Monthly Archives: November 2016

Rooshenas in Machine Learning and Friends Wednesday Nov. 30 at 11:30

who: Pedram Rooshenas, University of Oregon
when: 11:30am, Wednesday, Nov 30
where: Computer Science Building rm150
food: wraps from The Works

Learning Tractable Graphical Models

Abstract:
Probabilistic graphical models have been successfully applied to a wide variety of fields such as computational biology, computer vision, natural language processing, robotics, and many more. However, in probabilistic models for many real-world domains, exact inference is intractable, and approximate inference may be inaccurate.  In this talk, we discuss how we can learn tractable models such as arithmetic circuits (ACs) and sum-product networks (SPNs), in which marginal and conditional queries can be answered efficiently.

We also discuss how we can learn these tractable graphical models in a discriminative setting, in particular through introducing Generalized ACs, which combines ACs and neural networks.

Bio:
Pedram Rooshenas is a Ph.D. candidate at the University of Oregon working with Prof. Daniel Lowd. Pedram’s research interests include learning and inference in graphical models and deep structured models.

Pedram has an MSc. degree in Information Technology, with a thesis on data reduction in wireless sensor networks, from Sharif University, Tehran and an MSc. degree in Computer Science from the University of Oregon.

Pedram also maintains Libra, an open-source toolkit for learning and inference with discrete probabilistic models.

Rysling in Cognitive Brown Bag Weds. Nov. 30

Amanda Rysling (UMass Linguistics) will be presenting in this week’s cognitive brown bag – all are welcome!

Title: Preferential early attribution in incremental segmental parsing

Time: 12:00pm to 1:15pm Wednesday Nov. 30. Location:  Tobin 521B.
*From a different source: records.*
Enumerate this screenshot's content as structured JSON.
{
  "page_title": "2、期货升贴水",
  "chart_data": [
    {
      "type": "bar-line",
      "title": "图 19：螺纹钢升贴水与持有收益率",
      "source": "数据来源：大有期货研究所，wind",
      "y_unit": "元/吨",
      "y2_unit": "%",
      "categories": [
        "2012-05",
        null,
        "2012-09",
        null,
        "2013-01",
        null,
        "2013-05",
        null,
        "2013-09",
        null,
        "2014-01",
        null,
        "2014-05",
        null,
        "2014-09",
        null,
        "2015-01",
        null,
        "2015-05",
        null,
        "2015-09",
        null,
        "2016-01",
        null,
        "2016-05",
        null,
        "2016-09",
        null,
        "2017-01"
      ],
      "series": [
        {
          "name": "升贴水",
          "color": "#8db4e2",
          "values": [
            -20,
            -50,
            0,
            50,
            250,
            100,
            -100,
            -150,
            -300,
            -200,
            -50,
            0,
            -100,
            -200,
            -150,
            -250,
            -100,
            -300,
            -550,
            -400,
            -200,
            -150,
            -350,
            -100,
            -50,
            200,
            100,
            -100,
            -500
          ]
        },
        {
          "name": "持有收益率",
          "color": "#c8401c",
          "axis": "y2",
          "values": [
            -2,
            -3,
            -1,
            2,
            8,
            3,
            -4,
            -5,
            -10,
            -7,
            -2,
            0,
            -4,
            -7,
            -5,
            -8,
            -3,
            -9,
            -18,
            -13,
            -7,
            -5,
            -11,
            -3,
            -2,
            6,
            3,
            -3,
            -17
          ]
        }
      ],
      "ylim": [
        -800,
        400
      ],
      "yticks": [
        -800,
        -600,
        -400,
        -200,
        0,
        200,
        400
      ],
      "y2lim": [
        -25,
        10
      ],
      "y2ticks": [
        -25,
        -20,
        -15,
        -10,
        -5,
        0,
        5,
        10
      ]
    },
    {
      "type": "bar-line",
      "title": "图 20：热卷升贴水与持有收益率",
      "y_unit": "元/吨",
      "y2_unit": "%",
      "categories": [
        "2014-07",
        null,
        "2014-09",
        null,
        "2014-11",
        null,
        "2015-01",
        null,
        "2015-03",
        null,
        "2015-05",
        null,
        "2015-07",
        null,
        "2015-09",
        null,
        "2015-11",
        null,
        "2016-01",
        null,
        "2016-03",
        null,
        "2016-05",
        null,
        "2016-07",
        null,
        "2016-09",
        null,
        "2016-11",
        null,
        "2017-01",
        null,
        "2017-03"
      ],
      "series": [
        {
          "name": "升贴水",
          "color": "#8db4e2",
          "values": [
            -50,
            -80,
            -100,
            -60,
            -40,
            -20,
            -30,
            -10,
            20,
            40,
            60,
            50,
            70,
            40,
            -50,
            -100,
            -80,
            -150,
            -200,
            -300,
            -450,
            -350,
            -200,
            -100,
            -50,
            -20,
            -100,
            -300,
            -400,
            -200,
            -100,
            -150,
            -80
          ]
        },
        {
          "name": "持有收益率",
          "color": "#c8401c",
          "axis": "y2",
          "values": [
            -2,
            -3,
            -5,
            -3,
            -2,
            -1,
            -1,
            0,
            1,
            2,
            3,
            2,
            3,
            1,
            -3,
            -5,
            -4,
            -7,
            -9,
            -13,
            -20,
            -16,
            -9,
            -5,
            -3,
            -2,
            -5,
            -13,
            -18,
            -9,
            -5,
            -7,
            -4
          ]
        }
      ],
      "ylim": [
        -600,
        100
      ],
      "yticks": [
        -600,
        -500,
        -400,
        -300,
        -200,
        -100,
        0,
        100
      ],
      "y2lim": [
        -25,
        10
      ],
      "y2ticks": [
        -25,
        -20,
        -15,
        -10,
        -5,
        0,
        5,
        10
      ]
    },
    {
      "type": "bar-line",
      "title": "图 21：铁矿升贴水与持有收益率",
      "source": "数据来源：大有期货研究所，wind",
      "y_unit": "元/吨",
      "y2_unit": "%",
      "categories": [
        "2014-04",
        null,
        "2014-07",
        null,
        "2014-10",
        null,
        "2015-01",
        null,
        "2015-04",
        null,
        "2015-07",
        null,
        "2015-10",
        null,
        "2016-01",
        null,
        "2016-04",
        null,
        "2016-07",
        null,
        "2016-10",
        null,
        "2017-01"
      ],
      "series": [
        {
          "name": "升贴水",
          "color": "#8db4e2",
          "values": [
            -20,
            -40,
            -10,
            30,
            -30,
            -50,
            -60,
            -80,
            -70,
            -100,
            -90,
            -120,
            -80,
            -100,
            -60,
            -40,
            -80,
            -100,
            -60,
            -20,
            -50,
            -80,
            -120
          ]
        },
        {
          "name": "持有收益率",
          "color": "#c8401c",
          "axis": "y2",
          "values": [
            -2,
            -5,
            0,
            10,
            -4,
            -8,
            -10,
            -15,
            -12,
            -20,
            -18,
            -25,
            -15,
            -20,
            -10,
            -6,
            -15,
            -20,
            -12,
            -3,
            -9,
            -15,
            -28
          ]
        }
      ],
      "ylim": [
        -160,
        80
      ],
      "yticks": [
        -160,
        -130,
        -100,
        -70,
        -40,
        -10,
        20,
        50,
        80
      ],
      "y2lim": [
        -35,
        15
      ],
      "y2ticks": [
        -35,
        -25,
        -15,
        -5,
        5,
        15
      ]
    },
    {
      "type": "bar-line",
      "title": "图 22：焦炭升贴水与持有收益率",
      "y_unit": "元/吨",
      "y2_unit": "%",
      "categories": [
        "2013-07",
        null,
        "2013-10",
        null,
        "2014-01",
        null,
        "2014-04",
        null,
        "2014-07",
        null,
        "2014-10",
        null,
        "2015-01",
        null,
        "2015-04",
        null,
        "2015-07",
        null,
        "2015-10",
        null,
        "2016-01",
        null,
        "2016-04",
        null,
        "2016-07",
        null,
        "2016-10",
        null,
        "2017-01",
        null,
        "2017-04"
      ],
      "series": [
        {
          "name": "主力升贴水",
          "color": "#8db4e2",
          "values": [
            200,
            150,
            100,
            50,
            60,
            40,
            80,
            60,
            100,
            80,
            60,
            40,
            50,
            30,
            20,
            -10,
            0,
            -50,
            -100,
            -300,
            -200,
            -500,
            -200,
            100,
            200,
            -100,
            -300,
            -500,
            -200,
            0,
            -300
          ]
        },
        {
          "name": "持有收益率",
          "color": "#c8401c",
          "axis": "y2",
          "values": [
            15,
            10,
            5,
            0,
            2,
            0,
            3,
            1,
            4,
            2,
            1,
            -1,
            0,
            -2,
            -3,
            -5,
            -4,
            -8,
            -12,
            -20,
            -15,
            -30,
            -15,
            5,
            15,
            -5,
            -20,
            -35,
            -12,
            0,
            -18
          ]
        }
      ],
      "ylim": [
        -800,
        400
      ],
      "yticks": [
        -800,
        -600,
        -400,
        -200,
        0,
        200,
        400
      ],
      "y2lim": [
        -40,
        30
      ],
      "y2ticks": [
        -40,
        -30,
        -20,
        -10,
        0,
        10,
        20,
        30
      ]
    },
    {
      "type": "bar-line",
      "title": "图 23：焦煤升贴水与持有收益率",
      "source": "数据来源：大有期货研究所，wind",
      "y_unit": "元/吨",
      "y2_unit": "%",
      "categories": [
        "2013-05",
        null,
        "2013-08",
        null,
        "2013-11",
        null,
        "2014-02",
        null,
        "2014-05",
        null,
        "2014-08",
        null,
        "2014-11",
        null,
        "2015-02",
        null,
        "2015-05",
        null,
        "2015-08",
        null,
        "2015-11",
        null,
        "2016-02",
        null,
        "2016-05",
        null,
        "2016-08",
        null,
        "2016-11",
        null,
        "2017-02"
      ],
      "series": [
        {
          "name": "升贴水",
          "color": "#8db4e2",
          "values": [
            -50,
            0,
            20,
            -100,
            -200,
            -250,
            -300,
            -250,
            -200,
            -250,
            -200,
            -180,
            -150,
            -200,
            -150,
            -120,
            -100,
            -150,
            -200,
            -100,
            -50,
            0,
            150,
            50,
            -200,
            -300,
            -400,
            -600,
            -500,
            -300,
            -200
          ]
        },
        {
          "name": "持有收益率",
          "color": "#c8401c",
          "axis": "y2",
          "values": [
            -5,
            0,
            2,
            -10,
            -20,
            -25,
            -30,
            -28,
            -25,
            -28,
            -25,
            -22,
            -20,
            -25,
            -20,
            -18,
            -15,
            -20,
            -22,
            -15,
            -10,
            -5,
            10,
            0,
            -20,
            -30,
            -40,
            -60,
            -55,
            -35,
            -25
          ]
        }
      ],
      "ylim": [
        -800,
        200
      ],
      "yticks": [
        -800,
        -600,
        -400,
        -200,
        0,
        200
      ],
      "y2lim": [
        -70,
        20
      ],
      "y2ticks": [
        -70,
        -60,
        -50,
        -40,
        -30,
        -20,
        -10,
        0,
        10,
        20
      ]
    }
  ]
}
Abstract: Recognizing the speech we hear as the sounds of the languages we speak requires solving a parsing problem: mapping from the acoustic input we receive to the phonemes and words we recognize as our language. The literature on segmental perception has focused on cases in which we as listeners seem to successfully un-do the blending of speech sounds that naturally occurs in production. The field has identified many cases in which listeners seem to completely attribute the acoustic products of articulation to the sounds whose articulation created them, and so seem to solve the parsing problem in an efficient and seldom-errorful way. Only a handful of studies have examined cases in which listeners seem to systematically “mis-parse,” attributing the acoustic products of one sound’s articulation to another sound, and failing to disentangle the blend of their production. In this talk, I review the results of six phoneme categorization studies that demonstrate that such failure to completely un-do acoustic blending arises when listeners must judge one sound in a string relative to the sound that follows it, and the acoustic transitions between the two sounds are gradual. I then report the results of studies that demonstrate that listeners persist in attributing the acoustic products of a second sound’s articulation to a first sound even when the signal conveys early explicit evidence about the identity of that second sound, and so could have been leveraged to begin disentangling the first from the second before the second sound was fully realized. I go on to argue for a shift in our perspective toward segmental parsing. Attributing the product of a later sound’s articulation to an earlier sound seems inefficient or undesirable when we understand the goal of segmental parsing to be the complete attribution of acoustic products to exactly the sounds whose articulations gave rise to them. But when we consider the fact that listeners necessarily perceive the evidence for events in the world at a delay from when those events occurred, it is adaptive to prefer attributing later-incoming acoustic signal to earlier speech sounds.